Ensure reliable and accountable partnerships with multilateral and international organisations, as well as with CSO/NGO partners:
- In future programmes maintain flexible, long-term financial commitments, sizeable programme budgets and sufficient implementation time (more than five years) for partners.
- Ensure that partners and the MFA (including embassies) have adequate staffing capacity to manage programmes, including specialised monitoring, evaluation and learning (MEL) capacity.
- Integrate sustainability strategies at the policy design stage, and make sustainability and exit strategies mandatory in programme proposals. Monitor these strategies throughout implementation and during programme handover.
- Continue partnerships with CSOs/NGOs given their added value (e.g. working with a wide range of southern/local partners), but avoid large, complicated partnership set-ups
- Develop realistic policy frameworks and programmes within the Netherlands’ sphere of influence:
- Ensure that the Theories of Change (ToCs) include a detailed intervention logic that outlines the connection between activities, outputs, outcomes and final objectives (impact). This will help translate long-term, high-level objectives into actionable steps and intermediary outcomes.
- Set realistic ambitions, especially with regard to longer-term outcomes such as behavioural, social and political change in five-year programmes.
- Take into account external factors that could hamper the effectiveness of programmes by developing evidence-based ToCs with explicit assumptions and providing sufficient flexibility to adapt them to country-specific contexts.

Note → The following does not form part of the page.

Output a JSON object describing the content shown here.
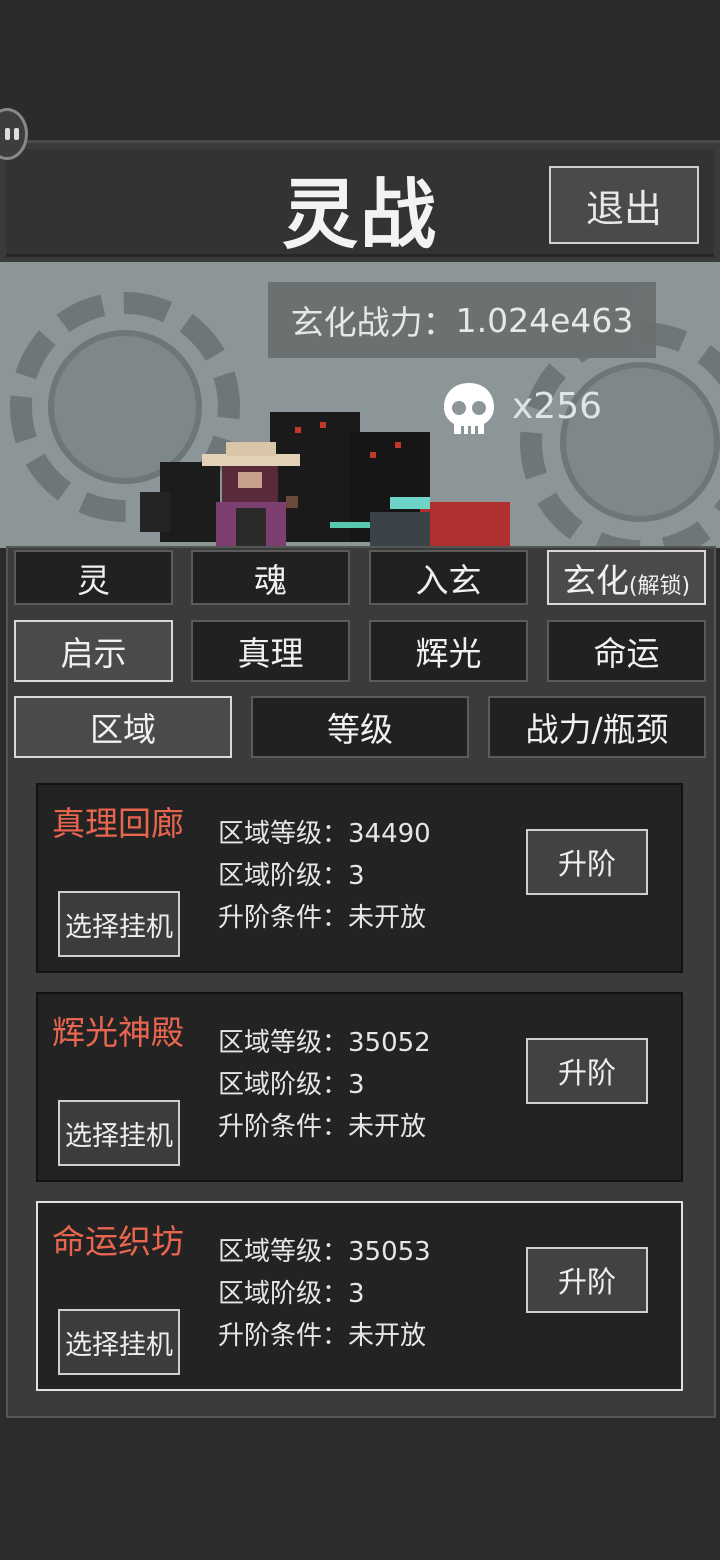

- Integrate MEL from the design phase onwards, including baselines and mid-term evaluations (MTEs) in programmes. For feasibility reasons, the MFA and its partners could jointly select only a limited number of indicators for monitoring.
- Involve local organisations and target groups in the programme design stage to ensure objectives align with the needs of the target groups:
- Allocate time early in the process to work with local organisations, and where possible, target groups, to develop programmes jointly.
- Combine awareness-raising activities, lobby and advocacy with service delivery to better meet the needs of target groups.
- Continue building on good results and best practices from LLD interventions:
- Establish equal partnerships with local partners that allow for bottom-up decision-making in terms of strategic, programmatic and financial decisions, and ensure upward and downward accountability through joint decision-making.
- Ensure benefits such as long-term commitments, large budgets and flexibility are passed on to local organisations.
- Clearly define, operationalise and monitor equity objectives:
- Support the inclusion of marginalised, vulnerable and remote groups in programmes, and assess the feasibility of reaching these groups.
- Translate an inclusive, intersectional approach to gender equality from policy documents into practice.
- Continue gender mainstreaming efforts, and ensure gender is included from the outset in programme goals, result frameworks, and policy and action plans.